How does an increase in operating frequency result in decrease in the size of an inverter circuit?
The largest single factor is usually inductor size. If you eg double frequency you can generally halve inductance (as the impedance of a pure inductor is proportional to frequency). In practice a number of factors apply so that it's not a directly linear relationship, but good enough.
If you need a peak current of say 1A then the time taken to ramp up from 0 to 1A is related mainly to inductance and applied voltage. If the inductor is say 10 x smaller the current ramps at ~ 10x the rate. The discharge time is also similarly speeded up and the overall cycle is faster so operating frequency is higher. You can look at this as the smaller inductor causing higher frequency operation or of the higher frequency allowing smaller inductors.
If the text mentioned thyristors in that context it is probably either an old one or is dealing with extremely high power levels. Nowadays, for most purposes inverters would usually use either MOSFETs or IGBTs. The very largest inverters may still use Thyratron valves - such as the many MegaWatt units used for DC to AC power conversion for DC submarine cables.
In typical portable modern applications an inverter which may have been operated at 100 kHz or less 10+ years ago is now liable to operate at 500 kHz to 2 MHz and a few operate at higher again. At 1 MHz+ and power levels of say a few Watts the inductor size may be 10%-20% of the size at 100 kHz and the inductor may still dominate the overall size.

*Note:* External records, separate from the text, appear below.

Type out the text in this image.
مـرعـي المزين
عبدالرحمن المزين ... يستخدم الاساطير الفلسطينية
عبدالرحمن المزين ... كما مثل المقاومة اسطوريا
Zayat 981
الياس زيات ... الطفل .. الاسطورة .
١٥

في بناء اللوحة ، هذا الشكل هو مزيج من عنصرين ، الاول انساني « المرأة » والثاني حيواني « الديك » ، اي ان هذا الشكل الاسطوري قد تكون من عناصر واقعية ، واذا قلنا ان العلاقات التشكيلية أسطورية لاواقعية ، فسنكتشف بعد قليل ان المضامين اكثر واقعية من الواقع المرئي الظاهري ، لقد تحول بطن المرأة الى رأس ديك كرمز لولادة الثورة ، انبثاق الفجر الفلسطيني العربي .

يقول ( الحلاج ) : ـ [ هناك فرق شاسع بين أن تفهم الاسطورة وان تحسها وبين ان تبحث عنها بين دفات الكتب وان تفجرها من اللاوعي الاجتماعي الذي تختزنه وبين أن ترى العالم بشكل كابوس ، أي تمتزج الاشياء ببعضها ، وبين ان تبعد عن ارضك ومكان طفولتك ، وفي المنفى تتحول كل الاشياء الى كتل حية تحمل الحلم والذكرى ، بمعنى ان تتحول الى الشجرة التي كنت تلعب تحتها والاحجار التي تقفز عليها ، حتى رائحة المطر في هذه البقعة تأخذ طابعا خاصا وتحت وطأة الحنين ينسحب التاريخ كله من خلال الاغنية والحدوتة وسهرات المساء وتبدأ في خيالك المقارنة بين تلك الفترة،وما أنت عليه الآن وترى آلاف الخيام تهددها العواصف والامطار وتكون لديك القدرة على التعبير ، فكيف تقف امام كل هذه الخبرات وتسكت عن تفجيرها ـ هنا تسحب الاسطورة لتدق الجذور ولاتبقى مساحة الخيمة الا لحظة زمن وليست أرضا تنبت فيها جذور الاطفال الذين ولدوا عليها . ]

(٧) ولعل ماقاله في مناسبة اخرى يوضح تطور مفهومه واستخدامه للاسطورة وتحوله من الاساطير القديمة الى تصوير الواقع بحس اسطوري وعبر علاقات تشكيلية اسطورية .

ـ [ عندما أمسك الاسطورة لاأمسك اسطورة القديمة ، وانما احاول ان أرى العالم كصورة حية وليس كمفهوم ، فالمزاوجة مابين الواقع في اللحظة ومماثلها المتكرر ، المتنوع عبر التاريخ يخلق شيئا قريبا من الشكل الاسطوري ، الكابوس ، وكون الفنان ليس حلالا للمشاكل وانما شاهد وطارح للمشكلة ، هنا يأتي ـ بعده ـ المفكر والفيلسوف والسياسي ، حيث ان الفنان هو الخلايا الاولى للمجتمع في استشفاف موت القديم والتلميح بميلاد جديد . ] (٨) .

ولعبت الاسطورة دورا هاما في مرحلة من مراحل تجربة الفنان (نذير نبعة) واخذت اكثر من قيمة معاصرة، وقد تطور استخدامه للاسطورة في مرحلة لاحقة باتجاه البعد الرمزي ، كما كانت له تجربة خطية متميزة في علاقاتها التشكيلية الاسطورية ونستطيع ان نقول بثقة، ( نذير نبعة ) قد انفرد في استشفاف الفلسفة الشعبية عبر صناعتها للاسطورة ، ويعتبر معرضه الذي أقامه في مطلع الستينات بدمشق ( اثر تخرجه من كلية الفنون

Note that current carrying capacity ~ proportional to wire area but inductance is proportional to turns squared. This does not mean though that core size changes only with sqrt of frequency as you have issues of core cross section, core path length, winding window size and more to add to the fun.
The use of higher frequency requires smaller capacitors, physically smaller inductors / transformers and their cores, and therefore reduces overall size of a design.
- Capacitive reactance \$X_C = \dfrac{1}{2\pi fC}\$, so for any given reactance desired (filtering etc) a higher frequency
fallows a lower capacitanceC. - Inductive reactance \$X_L = 2 \pi fL\$ so again, for any given reactance, a higher frequency
fallows for a smaller inductanceL.
On the other hand, depending on the purpose intended, a high frequency inverter might not suit the purpose: For domestic power inverters, an output at least approximately close to the mains frequency is required for most equipment.
The way some sinewave inverters address this, is by operating at a far higher frequency, kilohertz to megahertz, and generating the sine waveform via PWM. Thus, the bulk of the power transmission occurs at the higher frequency, with a final stage low-pass filter to get rid of the higher harmonics from the PWM signal, and leave behind a smooth sine wave at the desired 50 / 60 Hz.